Open skewballfox opened 2 days ago
Thanks for asking! I mostly agree. There was even talk in the original ndarray
reference type RFC of moving to a trait-based design. However, to go beyond ndarray
would probably have to come from a larger consortium or committee, probably including the nalgebra
and faer
authors, at least. However, I don't think ndarray
is in shape yet to contribute to this kind of work.
I do think the question of types vs traits for unifying arrays is interesting. I have played around with the idea of creating an underlying type that could serve multiple libraries, and I think it could be done. Whether it should be, I'm not sure.
I apologize if this is misguided. Something that might be useful is to have a crate that functions as an ndimensional equivalent to
num_traits
completely divorced from assumptions about the implementation in ndarray.My rationale is a lot of scientific computing libraries (in rust and elsewhere) seem to be one-off herculean efforts that then just continue to be used so long as the library is usable with the other libraries the end developer is using, and there are only so many ways to represent an ndimensional data structure in terms of actual data layout.

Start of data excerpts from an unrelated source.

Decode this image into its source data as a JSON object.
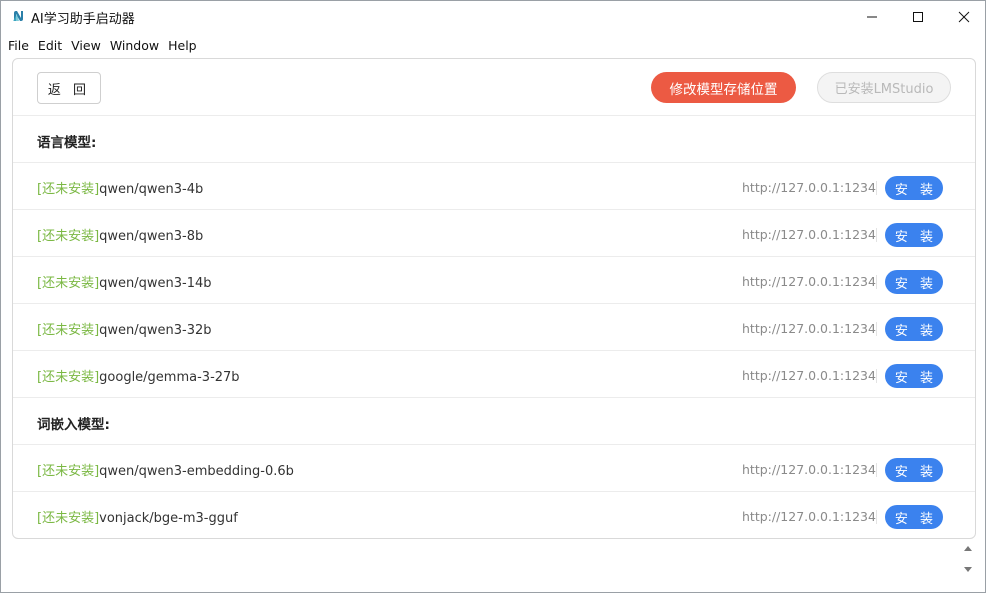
{
  "window": {
    "title": "AI学习助手启动器",
    "app_icon": "app-logo-icon",
    "controls": [
      "minimize-icon",
      "maximize-icon",
      "close-icon"
    ]
  },
  "menu": {
    "items": [
      "File",
      "Edit",
      "Window",
      "Help"
    ],
    "view": "View"
  },
  "toolbar": {
    "back_label": "返 回",
    "modify_label": "修改模型存储位置",
    "installed_label": "已安装LMStudio"
  },
  "colors": {
    "accent_red": "#ec5a43",
    "accent_blue": "#3b82ee",
    "status_green": "#7bb844"
  },
  "sections": {
    "language": {
      "title": "语言模型:",
      "rows": [
        {
          "status": "[还未安装]",
          "model": "qwen/qwen3-4b",
          "url": "http://127.0.0.1:1234",
          "action": "安 装"
        },
        {
          "status": "[还未安装]",
          "model": "qwen/qwen3-8b",
          "url": "http://127.0.0.1:1234",
          "action": "安 装"
        },
        {
          "status": "[还未安装]",
          "model": "qwen/qwen3-14b",
          "url": "http://127.0.0.1:1234",
          "action": "安 装"
        },
        {
          "status": "[还未安装]",
          "model": "qwen/qwen3-32b",
          "url": "http://127.0.0.1:1234",
          "action": "安 装"
        },
        {
          "status": "[还未安装]",
          "model": "google/gemma-3-27b",
          "url": "http://127.0.0.1:1234",
          "action": "安 装"
        }
      ]
    },
    "embedding": {
      "title": "词嵌入模型:",
      "rows": [
        {
          "status": "[还未安装]",
          "model": "qwen/qwen3-embedding-0.6b",
          "url": "http://127.0.0.1:1234",
          "action": "安 装"
        },
        {
          "status": "[还未安装]",
          "model": "vonjack/bge-m3-gguf",
          "url": "http://127.0.0.1:1234",
          "action": "安 装"
        }
      ]
    }
  }
}
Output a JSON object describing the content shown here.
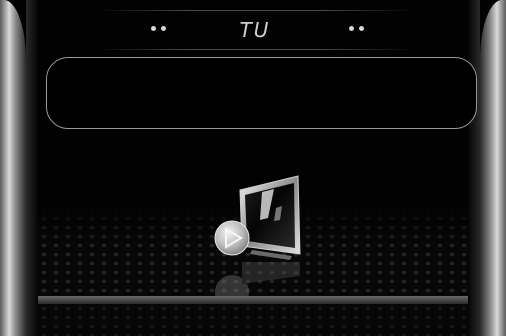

The Nd traits could be generic enough to account for each of representations. If they are implemented for other nd/tensor types (for example candle's cpu tensors or rapl's Ndarr), either directly or with a wrapper type, then they provide a better target for authors of single purpose libraries (such as an ND fft, or a perlin noise generator): They can write something that uses the traits that ensure the implementor has the properties/functions they need, use one of the implementors for testing (such as ndarray), and then barely touch it afterwards.